Ese día arrojé tempranito a la tumba de mi bote de basura el cadáver de mis tenis generosos hechos madeja de plástico y tela, y agradecí su noble servicio en mi jogging desde tiempos inmemoriales, cuando aún era viable arrancarme las canas sueltas (si ahora lo intentara me quedaría sin pelo). Nike Factory Store fue mi destino al encender el auto. En Churubusco, Calzada de Tlalpan y Viaducto Tlalpan, todo en orden: tráfico de un miércoles cualquiera. El problema vino en Insurgentes: aunque aún no iniciaba el periodo vacacional revolucionario, el volumen de autos hizo que el kilómetro que me faltaba hasta el establecimiento deportivo pareciera infinito. Un choque, un atropellado, una marcha, supuse. Acalorado, abrí las ventanas para refrescarme con el dióxido de carbono de la salida a Cuernavaca y verifiqué en ese momento las desesperadas miradas de los automovilistas vecinos, agotados de meter clutch, primera y freno una vez, dos veces, 100 veces. Y entonces, de a poco lo fui descubriendo: ese atasco descomunal que ya llevaba media hora no era por una desgracia humana ni una colisión de máquinas. La doble fila que pretendía estacionar en Nike Factory para comprar ahí mismo había generado un larguísimo embudo diabólico, como de un puente vacacional pero en quincena y en verano, cuando el País Chilango migra salvajemente hacia el País Acapulco para azotarlo con sus malos modos. Opté por salir de la fila de coches como pude, con bruscas maniobras, agarrar por la izquierda y escapar buscando estacionamiento en Tlalcoligia, una colonia del rumbo. 

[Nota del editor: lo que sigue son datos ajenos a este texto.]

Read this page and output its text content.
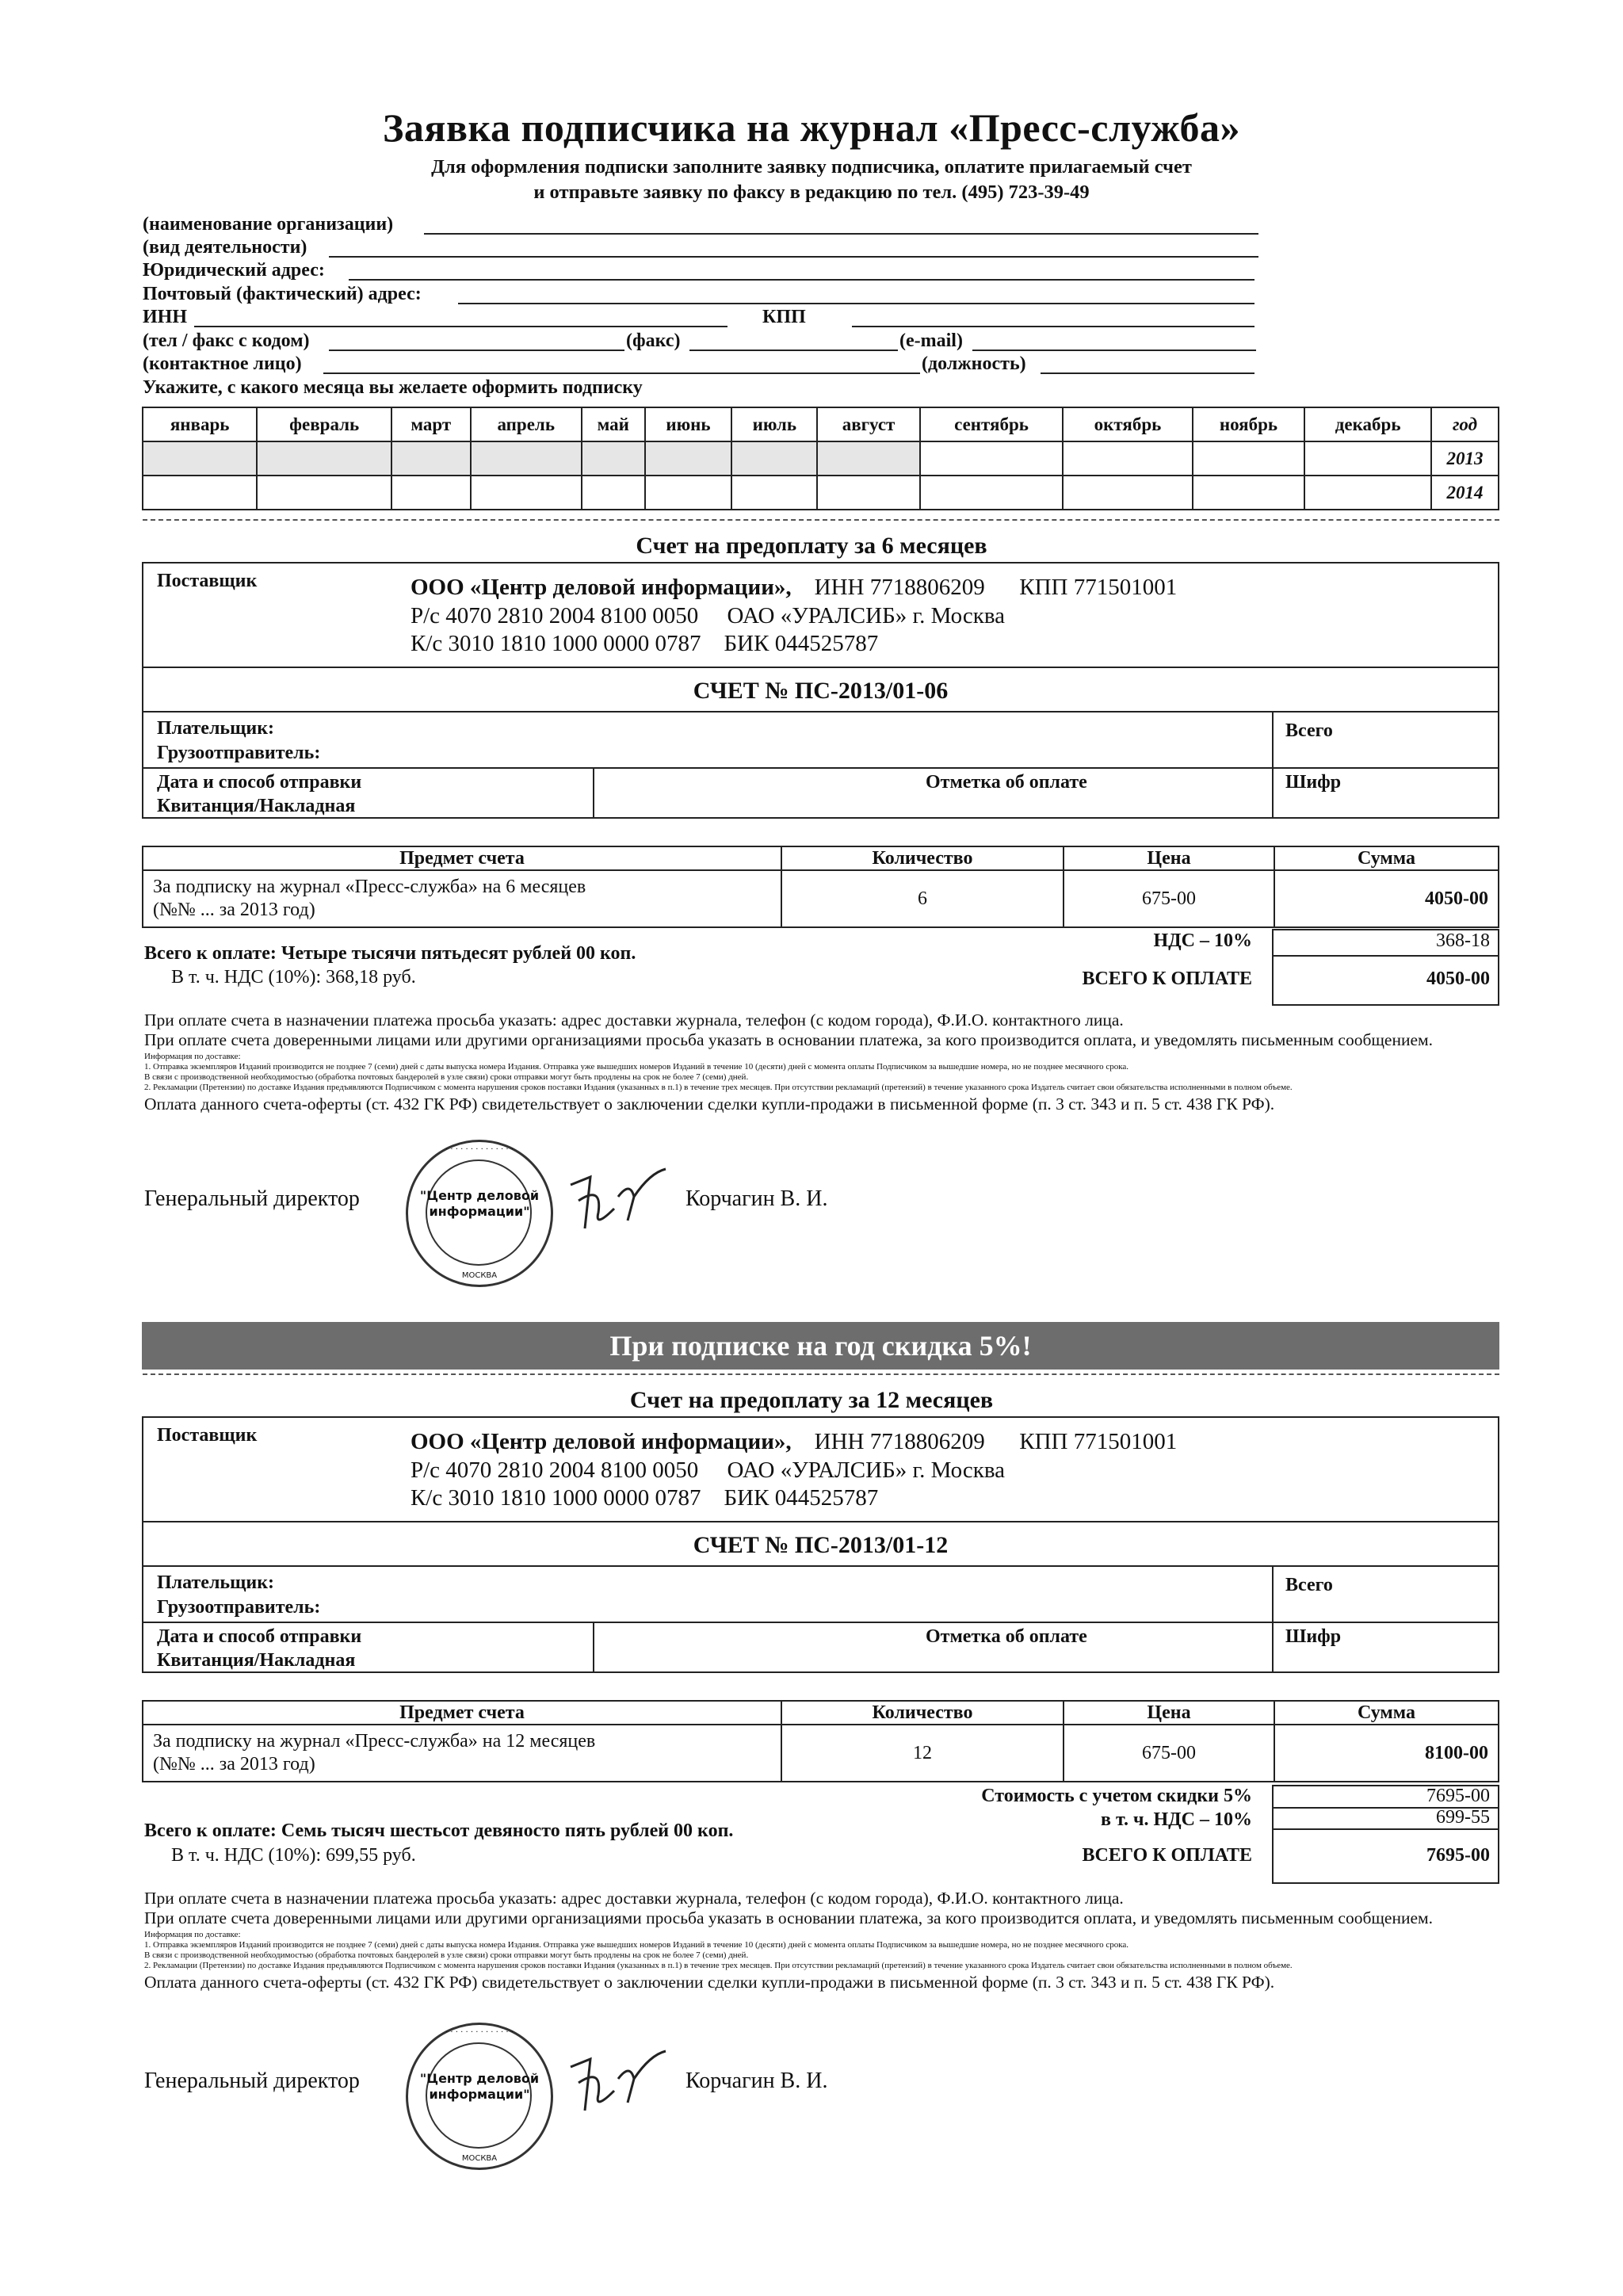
Заявка подписчика на журнал «Пресс-служба»
Для оформления подписки заполните заявку подписчика, оплатите прилагаемый счет
и отправьте заявку по факсу в редакцию по тел. (495) 723-39-49
(наименование организации)
(вид деятельности)
Юридический адрес:
Почтовый (фактический) адрес:
ИНН	КПП
(тел / факс с кодом)	(факс)	(e-mail)
(контактное лицо)	(должность)
Укажите, с какого месяца вы желаете оформить подписку
январь	февраль	март	апрель	май	июнь	июль	август	сентябрь	октябрь	ноябрь	декабрь	год
												2013
												2014
Счет на предоплату за 6 месяцев
Поставщик	ООО «Центр деловой информации»,    ИНН 7718806209      КПП 771501001
Р/с 4070 2810 2004 8100 0050     ОАО «УРАЛСИБ» г. Москва
К/с 3010 1810 1000 0000 0787    БИК 044525787
СЧЕТ № ПС-2013/01-06
Плательщик:
Грузоотправитель:
Всего
Дата и способ отправки
Квитанция/Накладная
Отметка об оплате	Шифр
Предмет счета	Количество	Цена	Сумма

За подписку на журнал «Пресс-служба» на 6 месяцев
(№№ ... за 2013 год)	6	675-00	4050-00
НДС – 10%	368-18
ВСЕГО К ОПЛАТЕ	4050-00
Всего к оплате: Четыре тысячи пятьдесят рублей 00 коп.
В т. ч. НДС (10%): 368,18 руб.
При оплате счета в назначении платежа просьба указать: адрес доставки журнала, телефон (с кодом города), Ф.И.О. контактного лица.
При оплате счета доверенными лицами или другими организациями просьба указать в основании платежа, за кого производится оплата, и уведомлять письменным сообщением.
Информация по доставке:
1. Отправка экземпляров Изданий производится не позднее 7 (семи) дней с даты выпуска номера Издания. Отправка уже вышедших номеров Изданий в течение 10 (десяти) дней с момента оплаты Подписчиком за вышедшие номера, но не позднее месячного срока.
В связи с производственной необходимостью (обработка почтовых бандеролей в узле связи) сроки отправки могут быть продлены на срок не более 7 (семи) дней.
2. Рекламации (Претензии) по доставке Издания предъявляются Подписчиком с момента нарушения сроков поставки Издания (указанных в п.1) в течение трех месяцев. При отсутствии рекламаций (претензий) в течение указанного срока Издатель считает свои обязательства исполненными в полном объеме.
Оплата данного счета-оферты (ст. 432 ГК РФ) свидетельствует о заключении сделки купли-продажи в письменной форме (п. 3 ст. 343 и п. 5 ст. 438 ГК РФ).
Генеральный директор
· · · · · · · · · · · · · ·
"Центр деловой информации"
МОСКВА
Корчагин В. И.
При подписке на год скидка 5%!
Счет на предоплату за 12 месяцев
Поставщик	ООО «Центр деловой информации»,    ИНН 7718806209      КПП 771501001
Р/с 4070 2810 2004 8100 0050     ОАО «УРАЛСИБ» г. Москва
К/с 3010 1810 1000 0000 0787    БИК 044525787
СЧЕТ № ПС-2013/01-12
Плательщик:
Грузоотправитель:
Всего
Дата и способ отправки
Квитанция/Накладная
Отметка об оплате	Шифр
Предмет счета	Количество	Цена	Сумма

За подписку на журнал «Пресс-служба» на 12 месяцев
(№№ ... за 2013 год)	12	675-00	8100-00
Стоимость с учетом скидки 5%	7695-00
в т. ч. НДС – 10%	699-55
ВСЕГО К ОПЛАТЕ	7695-00
Всего к оплате: Семь тысяч шестьсот девяносто пять рублей 00 коп.
В т. ч. НДС (10%): 699,55 руб.
При оплате счета в назначении платежа просьба указать: адрес доставки журнала, телефон (с кодом города), Ф.И.О. контактного лица.
При оплате счета доверенными лицами или другими организациями просьба указать в основании платежа, за кого производится оплата, и уведомлять письменным сообщением.
Информация по доставке:
1. Отправка экземпляров Изданий производится не позднее 7 (семи) дней с даты выпуска номера Издания. Отправка уже вышедших номеров Изданий в течение 10 (десяти) дней с момента оплаты Подписчиком за вышедшие номера, но не позднее месячного срока.
В связи с производственной необходимостью (обработка почтовых бандеролей в узле связи) сроки отправки могут быть продлены на срок не более 7 (семи) дней.
2. Рекламации (Претензии) по доставке Издания предъявляются Подписчиком с момента нарушения сроков поставки Издания (указанных в п.1) в течение трех месяцев. При отсутствии рекламаций (претензий) в течение указанного срока Издатель считает свои обязательства исполненными в полном объеме.
Оплата данного счета-оферты (ст. 432 ГК РФ) свидетельствует о заключении сделки купли-продажи в письменной форме (п. 3 ст. 343 и п. 5 ст. 438 ГК РФ).
Генеральный директор
· · · · · · · · · · · · · ·
"Центр деловой информации"
МОСКВА
Корчагин В. И.
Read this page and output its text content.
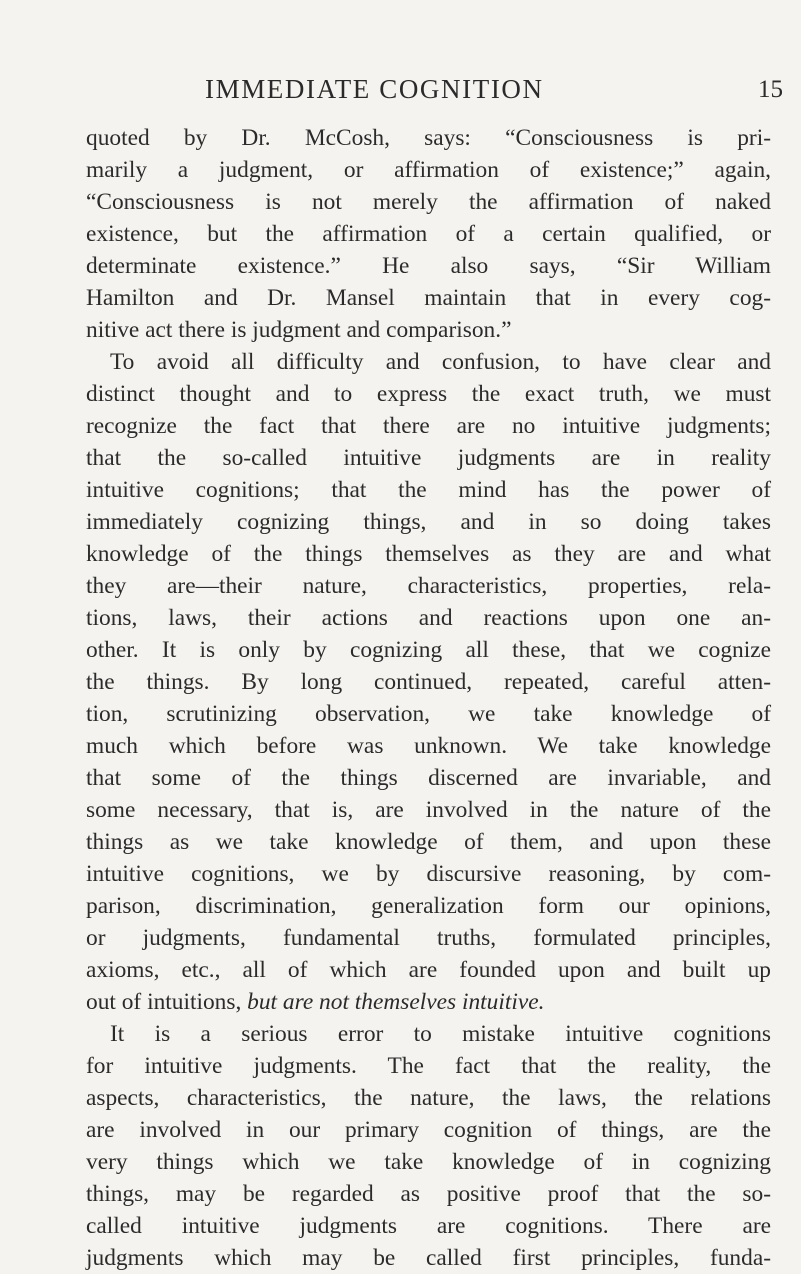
IMMEDIATE COGNITION	15
quoted by Dr. McCosh, says: “Consciousness is pri-
marily a judgment, or affirmation of existence;” again,
“Consciousness is not merely the affirmation of naked
existence, but the affirmation of a certain qualified, or
determinate existence.” He also says, “Sir William
Hamilton and Dr. Mansel maintain that in every cog-
nitive act there is judgment and comparison.”
To avoid all difficulty and confusion, to have clear and
distinct thought and to express the exact truth, we must
recognize the fact that there are no intuitive judgments;
that the so-called intuitive judgments are in reality
intuitive cognitions; that the mind has the power of
immediately cognizing things, and in so doing takes
knowledge of the things themselves as they are and what
they are—their nature, characteristics, properties, rela-
tions, laws, their actions and reactions upon one an-
other. It is only by cognizing all these, that we cognize
the things. By long continued, repeated, careful atten-
tion, scrutinizing observation, we take knowledge of
much which before was unknown. We take knowledge
that some of the things discerned are invariable, and
some necessary, that is, are involved in the nature of the
things as we take knowledge of them, and upon these
intuitive cognitions, we by discursive reasoning, by com-
parison, discrimination, generalization form our opinions,
or judgments, fundamental truths, formulated principles,
axioms, etc., all of which are founded upon and built up
out of intuitions, but are not themselves intuitive.
It is a serious error to mistake intuitive cognitions
for intuitive judgments. The fact that the reality, the
aspects, characteristics, the nature, the laws, the relations
are involved in our primary cognition of things, are the
very things which we take knowledge of in cognizing
things, may be regarded as positive proof that the so-
called intuitive judgments are cognitions. There are
judgments which may be called first principles, funda-
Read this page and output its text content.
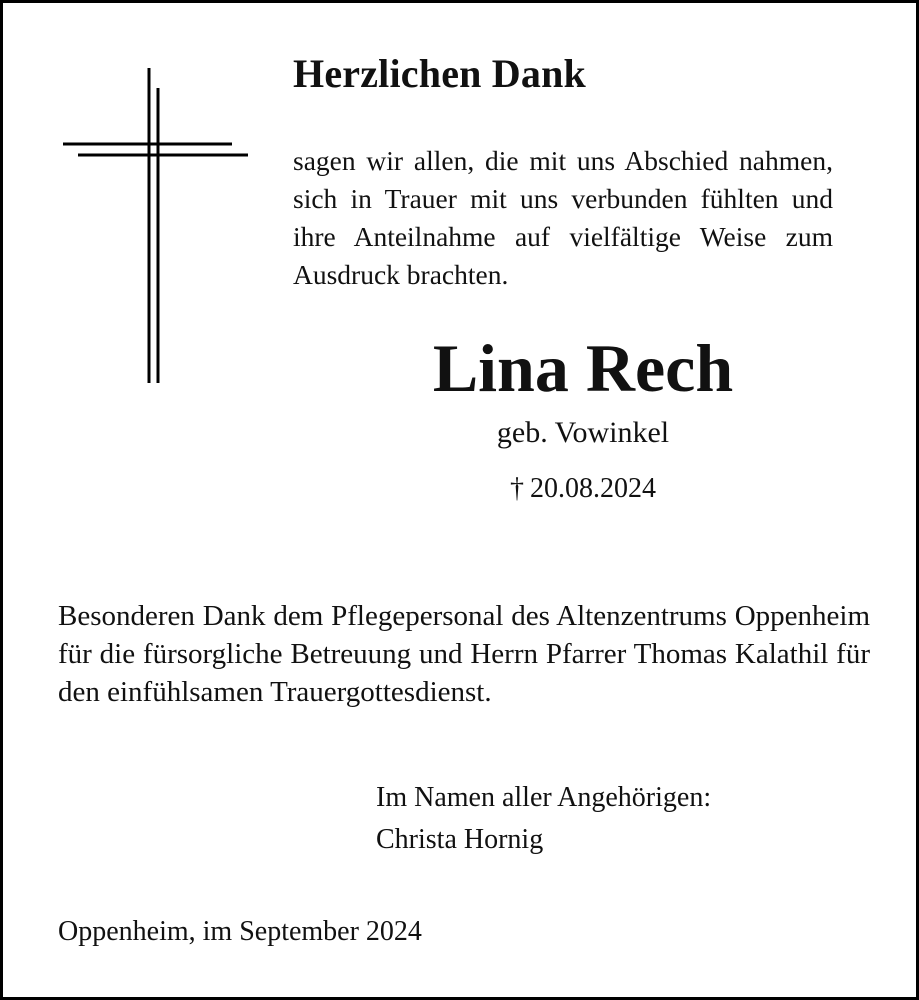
Herzlichen Dank

sagen wir allen, die mit uns Abschied nahmen, sich in Trauer mit uns verbunden fühlten und ihre Anteilnahme auf vielfältige Weise zum Ausdruck brachten.

Lina Rech

geb. Vowinkel

† 20.08.2024

Besonderen Dank dem Pflegepersonal des Altenzentrums Oppenheim für die fürsorgliche Betreuung und Herrn Pfarrer Thomas Kalathil für den einfühlsamen Trauergottesdienst.

Im Namen aller Angehörigen:
Christa Hornig

Oppenheim, im September 2024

Salí, caminé contento en senderos del sur capitalino aliviado tras la tortura motora, seguro de que entraría pronto a la tienda. Inocente. De pie y a metros del monstruo de autos atrapados en la avenida, unas 50 personas esperaban impacientes su turno, ansiosas como atletas que en sus marcas esperan la detonación inicial de los 100 metros planos. Esperé, esperé, esperé, avanzando lentamente, mientras a mi alrededor los consumidores llamaban en sus teléfonos para informar a sus familias su status pormenorizado del gran día del año: “Ya voy a entrar, mamá. Aguanta”. “Tía, calculo 20 minutos más”, “Sí, ya entendí cuál playera quieres, prima, na´más deja entre”.

Al fin, llegó mi turno. Gel, temperatura, y el primer paso al interior. Había ingresado a la boca de un dragón: enloquecida por el 40 % de descuento, la muchedumbre insaciable agarraba las sudaderas de los anaqueles, corría para ganarle al prójimo la playera azul de la palomita que estaba allá arriba, trenzaba sus manos en los aparadores redondos de piso para encontrar el pants XXL del abuelo que sumaba la tentación orgásmica del descuento por liquidación más el descuento Buen Fin; se tiraba al piso donde pudiera —junto a otros que hacían lo mismo— para probarse los tenis, recostados mujeres y hombres como salamandras porque no quedaba espacio libre entre tantas personas anfibias. Los adolescentes trepaban por las estanterías para ubicar el tenis amado del que ya solo quedaba un par. Varios hablaban por celular para seguir las indicaciones de algún pariente que desde un sitio lejano daba indicaciones remotas sobre productos indispensables para la supervivencia. Nadie agarraba nada; todos, turbados, arrebataban todo. 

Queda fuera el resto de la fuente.